RACHAEL: "If I was the one, I would not have agreed. If I cannot have a stylish wedding, I would rather remain single."
They were discussing Beatrice's wedding.
It had no cakes, flowers, photographs, white dress, or ceremonies - just a simple, plain exchange of vows between two people who had lived together for four years.
Earlier that morning, Beatrice, Ken, and Kathy, their four-year-old daughter, had traveled by public transport from their home in Umoja to Nairobi's City Centre.
Kathy sat on her mum's laps, and she slept most of the way.
Along the way, Beatrice and Ken exchanged notes in low tones, just to make sure everything was in place.
Once in a while, they picked phone calls - from relatives asking for directions, colleagues announcing they had arrived at church, or friends asking if there is any way they could assist.
Occasionally, they reached out to each other and hugged gently, careful not to wake up Kathy or make others uncomfortable.
The couple first met in my office when they interned in my firm six years ago. They had graduated from different universities and they were looking for someone or company to help them take their first steps in their professional lives.
They stayed for only three months, but we have remained in touch through the years.
They are some of the most brilliant interns I have ever coached. Both graduated with First Class, and they are now pursuing their PhDs.
The wedding ceremony was presided by a middle-aged priest who said he was also a lecturer and a chaplain at a public university. Before inviting the couple to take their vows, he gave a short sermon titled "I Do It for Me."
His key message was: "Don't do things to impress others. Do what makes you makes you happy, but do it within your means."
"In my job as a lecturer and a chaplain," he said, "I deal with many young people; and I can tell you the desire to impress others has become a disease that is killing many.

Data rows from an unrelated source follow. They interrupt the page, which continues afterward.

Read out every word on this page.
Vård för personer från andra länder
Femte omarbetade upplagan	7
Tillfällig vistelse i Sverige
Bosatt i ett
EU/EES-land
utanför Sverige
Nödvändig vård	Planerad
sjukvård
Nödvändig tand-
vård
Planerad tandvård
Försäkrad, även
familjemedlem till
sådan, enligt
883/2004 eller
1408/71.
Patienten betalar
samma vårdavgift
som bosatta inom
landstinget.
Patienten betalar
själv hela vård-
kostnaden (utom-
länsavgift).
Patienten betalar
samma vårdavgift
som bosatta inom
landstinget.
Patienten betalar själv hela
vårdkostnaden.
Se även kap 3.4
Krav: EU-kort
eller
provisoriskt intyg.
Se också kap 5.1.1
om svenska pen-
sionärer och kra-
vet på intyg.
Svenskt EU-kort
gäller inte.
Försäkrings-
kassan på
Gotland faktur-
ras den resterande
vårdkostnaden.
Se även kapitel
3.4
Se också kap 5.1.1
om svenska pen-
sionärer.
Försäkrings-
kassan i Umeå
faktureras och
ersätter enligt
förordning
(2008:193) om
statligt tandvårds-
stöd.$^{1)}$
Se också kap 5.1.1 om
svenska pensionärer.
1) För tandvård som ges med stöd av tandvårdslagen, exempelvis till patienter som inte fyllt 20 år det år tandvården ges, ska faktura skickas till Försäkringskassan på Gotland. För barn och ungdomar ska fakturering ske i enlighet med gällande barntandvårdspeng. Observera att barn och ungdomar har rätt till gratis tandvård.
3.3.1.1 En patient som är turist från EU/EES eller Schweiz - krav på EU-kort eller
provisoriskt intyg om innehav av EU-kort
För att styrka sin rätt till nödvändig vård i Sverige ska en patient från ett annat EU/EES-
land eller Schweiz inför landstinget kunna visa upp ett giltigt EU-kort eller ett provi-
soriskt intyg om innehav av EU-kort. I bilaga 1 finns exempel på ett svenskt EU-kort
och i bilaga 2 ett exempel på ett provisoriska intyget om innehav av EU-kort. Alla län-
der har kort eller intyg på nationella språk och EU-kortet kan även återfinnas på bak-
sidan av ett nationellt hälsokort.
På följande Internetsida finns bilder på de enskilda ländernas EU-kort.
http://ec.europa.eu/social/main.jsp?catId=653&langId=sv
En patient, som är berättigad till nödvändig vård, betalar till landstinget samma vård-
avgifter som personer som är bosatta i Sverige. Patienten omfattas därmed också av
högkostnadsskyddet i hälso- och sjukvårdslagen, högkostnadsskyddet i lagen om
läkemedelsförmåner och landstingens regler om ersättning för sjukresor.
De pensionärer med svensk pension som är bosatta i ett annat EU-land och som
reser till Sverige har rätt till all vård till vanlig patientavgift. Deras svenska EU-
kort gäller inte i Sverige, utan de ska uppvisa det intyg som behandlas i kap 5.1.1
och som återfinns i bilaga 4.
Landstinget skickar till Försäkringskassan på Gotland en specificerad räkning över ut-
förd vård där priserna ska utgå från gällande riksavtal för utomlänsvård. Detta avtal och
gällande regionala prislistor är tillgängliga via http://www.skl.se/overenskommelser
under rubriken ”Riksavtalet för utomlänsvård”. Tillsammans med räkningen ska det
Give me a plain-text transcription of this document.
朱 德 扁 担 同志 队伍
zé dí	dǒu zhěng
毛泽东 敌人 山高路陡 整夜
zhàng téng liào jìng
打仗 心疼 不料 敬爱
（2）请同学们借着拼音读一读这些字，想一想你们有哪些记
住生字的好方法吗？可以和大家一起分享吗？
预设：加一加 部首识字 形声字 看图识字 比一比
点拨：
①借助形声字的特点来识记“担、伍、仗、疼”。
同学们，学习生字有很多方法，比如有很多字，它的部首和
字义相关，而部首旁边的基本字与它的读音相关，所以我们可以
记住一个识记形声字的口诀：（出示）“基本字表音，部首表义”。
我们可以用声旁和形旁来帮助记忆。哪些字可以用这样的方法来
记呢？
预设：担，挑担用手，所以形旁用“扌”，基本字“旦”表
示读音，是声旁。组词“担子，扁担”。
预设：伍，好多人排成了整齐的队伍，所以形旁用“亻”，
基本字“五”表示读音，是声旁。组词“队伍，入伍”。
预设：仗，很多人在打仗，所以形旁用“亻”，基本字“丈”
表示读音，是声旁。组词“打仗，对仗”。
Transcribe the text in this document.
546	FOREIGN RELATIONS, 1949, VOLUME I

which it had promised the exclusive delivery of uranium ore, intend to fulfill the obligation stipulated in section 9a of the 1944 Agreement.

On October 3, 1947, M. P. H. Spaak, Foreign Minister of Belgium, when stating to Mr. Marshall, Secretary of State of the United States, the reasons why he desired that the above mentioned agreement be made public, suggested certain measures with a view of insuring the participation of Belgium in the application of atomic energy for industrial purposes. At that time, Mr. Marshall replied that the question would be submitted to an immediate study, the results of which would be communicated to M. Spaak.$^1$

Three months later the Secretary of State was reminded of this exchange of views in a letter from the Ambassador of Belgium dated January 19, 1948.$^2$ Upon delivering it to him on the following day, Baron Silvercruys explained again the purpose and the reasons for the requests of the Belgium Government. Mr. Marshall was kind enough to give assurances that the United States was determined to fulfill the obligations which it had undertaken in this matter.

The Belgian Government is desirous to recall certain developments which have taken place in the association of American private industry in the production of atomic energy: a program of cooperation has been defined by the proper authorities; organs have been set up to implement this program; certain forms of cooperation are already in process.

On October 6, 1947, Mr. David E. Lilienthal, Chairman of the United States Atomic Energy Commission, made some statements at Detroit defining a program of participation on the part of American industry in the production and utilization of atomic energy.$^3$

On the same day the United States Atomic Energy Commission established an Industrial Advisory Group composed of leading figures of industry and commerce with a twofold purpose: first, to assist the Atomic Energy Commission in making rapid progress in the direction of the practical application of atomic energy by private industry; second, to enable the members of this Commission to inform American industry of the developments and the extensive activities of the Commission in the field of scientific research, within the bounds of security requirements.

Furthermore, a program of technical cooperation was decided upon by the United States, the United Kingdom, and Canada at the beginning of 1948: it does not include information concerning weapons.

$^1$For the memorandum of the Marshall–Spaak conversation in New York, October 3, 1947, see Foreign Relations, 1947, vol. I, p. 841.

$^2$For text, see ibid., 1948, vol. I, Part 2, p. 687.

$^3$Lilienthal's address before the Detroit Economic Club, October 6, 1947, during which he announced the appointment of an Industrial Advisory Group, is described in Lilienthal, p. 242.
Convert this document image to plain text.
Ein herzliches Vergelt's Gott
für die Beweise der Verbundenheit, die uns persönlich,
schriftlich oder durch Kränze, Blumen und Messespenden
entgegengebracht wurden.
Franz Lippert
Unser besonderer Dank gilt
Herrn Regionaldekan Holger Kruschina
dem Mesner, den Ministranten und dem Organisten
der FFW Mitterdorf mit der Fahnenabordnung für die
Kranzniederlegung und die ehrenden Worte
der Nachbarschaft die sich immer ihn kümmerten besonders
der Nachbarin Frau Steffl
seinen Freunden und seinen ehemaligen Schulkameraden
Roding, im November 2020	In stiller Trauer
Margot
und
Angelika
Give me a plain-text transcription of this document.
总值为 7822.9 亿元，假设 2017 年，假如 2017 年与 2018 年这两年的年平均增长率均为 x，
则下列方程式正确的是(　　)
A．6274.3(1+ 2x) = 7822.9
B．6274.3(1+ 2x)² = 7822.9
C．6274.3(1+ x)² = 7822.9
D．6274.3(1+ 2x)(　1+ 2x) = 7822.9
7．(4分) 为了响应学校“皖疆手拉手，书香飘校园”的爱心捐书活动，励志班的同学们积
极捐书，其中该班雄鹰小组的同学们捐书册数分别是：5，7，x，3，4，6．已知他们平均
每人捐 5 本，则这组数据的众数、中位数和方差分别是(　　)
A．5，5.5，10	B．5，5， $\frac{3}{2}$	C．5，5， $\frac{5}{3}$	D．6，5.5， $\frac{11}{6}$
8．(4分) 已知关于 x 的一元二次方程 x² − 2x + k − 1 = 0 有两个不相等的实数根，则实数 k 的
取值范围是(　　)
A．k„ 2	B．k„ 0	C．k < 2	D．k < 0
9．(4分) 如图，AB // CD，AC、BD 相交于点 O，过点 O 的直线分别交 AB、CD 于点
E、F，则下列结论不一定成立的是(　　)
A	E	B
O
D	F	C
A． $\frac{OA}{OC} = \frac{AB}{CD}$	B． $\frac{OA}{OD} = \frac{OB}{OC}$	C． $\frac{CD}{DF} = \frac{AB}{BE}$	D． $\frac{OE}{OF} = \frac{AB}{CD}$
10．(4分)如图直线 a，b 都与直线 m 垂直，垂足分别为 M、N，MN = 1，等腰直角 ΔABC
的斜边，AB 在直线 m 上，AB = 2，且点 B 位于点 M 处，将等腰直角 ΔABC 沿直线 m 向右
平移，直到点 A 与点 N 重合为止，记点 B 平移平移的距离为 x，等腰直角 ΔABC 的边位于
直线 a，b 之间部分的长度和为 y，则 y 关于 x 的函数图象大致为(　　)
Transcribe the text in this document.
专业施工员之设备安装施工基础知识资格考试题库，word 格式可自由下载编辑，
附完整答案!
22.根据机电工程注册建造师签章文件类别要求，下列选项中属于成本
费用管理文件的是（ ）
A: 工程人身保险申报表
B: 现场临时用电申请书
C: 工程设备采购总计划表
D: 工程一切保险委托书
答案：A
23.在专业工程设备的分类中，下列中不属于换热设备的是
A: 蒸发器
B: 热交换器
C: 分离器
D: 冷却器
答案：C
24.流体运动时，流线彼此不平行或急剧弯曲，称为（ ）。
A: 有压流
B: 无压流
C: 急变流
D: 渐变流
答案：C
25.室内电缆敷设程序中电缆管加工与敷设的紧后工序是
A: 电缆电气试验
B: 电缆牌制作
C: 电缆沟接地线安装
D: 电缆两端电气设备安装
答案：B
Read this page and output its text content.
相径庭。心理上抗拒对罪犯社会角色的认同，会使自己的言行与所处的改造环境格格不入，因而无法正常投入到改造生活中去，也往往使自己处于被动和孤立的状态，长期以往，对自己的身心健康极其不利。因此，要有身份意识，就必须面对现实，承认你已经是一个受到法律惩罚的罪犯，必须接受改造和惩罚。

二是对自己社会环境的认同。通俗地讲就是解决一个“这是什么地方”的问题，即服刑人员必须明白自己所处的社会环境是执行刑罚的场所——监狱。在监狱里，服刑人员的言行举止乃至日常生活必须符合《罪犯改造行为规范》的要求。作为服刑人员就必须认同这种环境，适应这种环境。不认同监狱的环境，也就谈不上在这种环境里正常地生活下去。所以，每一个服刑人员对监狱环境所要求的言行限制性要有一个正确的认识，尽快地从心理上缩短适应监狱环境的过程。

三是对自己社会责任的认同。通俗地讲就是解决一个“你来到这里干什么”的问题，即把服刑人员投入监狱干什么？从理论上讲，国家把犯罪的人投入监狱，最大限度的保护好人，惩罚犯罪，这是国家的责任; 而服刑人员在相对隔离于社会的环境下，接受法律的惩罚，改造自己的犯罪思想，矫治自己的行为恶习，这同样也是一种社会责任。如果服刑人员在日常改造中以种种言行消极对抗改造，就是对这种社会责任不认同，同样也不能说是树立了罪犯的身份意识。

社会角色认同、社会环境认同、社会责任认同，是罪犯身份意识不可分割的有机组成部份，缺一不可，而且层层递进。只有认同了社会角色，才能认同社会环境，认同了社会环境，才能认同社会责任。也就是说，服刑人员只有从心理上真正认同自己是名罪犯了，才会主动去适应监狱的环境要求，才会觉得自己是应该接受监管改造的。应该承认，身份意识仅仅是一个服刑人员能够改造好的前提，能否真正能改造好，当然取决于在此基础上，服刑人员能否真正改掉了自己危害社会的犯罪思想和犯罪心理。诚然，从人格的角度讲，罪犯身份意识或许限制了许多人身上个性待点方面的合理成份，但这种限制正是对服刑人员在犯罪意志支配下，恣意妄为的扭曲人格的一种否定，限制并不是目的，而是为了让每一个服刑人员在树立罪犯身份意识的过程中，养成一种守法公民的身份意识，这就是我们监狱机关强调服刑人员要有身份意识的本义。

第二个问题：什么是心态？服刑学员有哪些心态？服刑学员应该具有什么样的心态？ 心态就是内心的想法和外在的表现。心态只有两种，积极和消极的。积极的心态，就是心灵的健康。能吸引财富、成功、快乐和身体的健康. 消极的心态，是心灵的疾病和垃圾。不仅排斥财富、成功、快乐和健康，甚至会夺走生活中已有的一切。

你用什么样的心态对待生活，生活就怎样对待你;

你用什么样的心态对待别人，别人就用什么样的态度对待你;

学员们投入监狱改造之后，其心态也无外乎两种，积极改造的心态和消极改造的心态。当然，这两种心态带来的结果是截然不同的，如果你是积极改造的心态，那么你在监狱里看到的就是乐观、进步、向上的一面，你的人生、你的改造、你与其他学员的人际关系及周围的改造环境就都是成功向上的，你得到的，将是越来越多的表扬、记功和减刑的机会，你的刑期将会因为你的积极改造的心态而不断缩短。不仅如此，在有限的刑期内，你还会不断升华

They are under pressure to look a certain way, dress a certain, or own certain things; but, since they don't have the means, they are forced to take shortcuts that leave them broke, sick, dead or in jail."
As he was winding up, he asked Beatrice and Ken to stand.
"Many of you," he said, "might find this couple's wedding unusual. It is not what you are used to; but, if they are at peace with it, it doesn't matter what the rest of us think."
After he finished, the couple exchanged vows, and we were led to the church hall for the reception.
It was a very simple reception.
We were a group of about 50: Family members are close friends only; and we were served with tea, mandazis, and fruits.
Two ladies I was sharing a table started grumbling that the event was boring.
"Harusi ni chakula," one of them said. "How can they give us tea and mandazi?"
"Yes," her colleague added. "If I knew I was coming here to take tea and mandazi, I would have stayed at home."
An elderly lady who was also sharing a table with us asked them if they had listened to the pastor's message, and they said they were not in church. They came straight to the reception.
"Then I understand," responded the elderly lady. "If you were in church, then you probably would not have made those remarks."
People made speeches, and most talked about how unique the wedding was.
The couple was the last to speak.
Ken was the first to speak. He thanked us for attending their wedding, and he said Beatrice would speak on their behalf.
Beatrice also thanked us for coming, and she said if there is something we did not like, it is her to blame. She said it was her idea.
"Please accept us we are," she said. "What we have given you is all we could afford."
"We didn't want to bother people or take a loan to do a wedding."
"Ken and I had some little savings we could have used to do a bigger wedding, but we used it to buy a house a few weeks ago. We'll move in at the end of this week," she explained.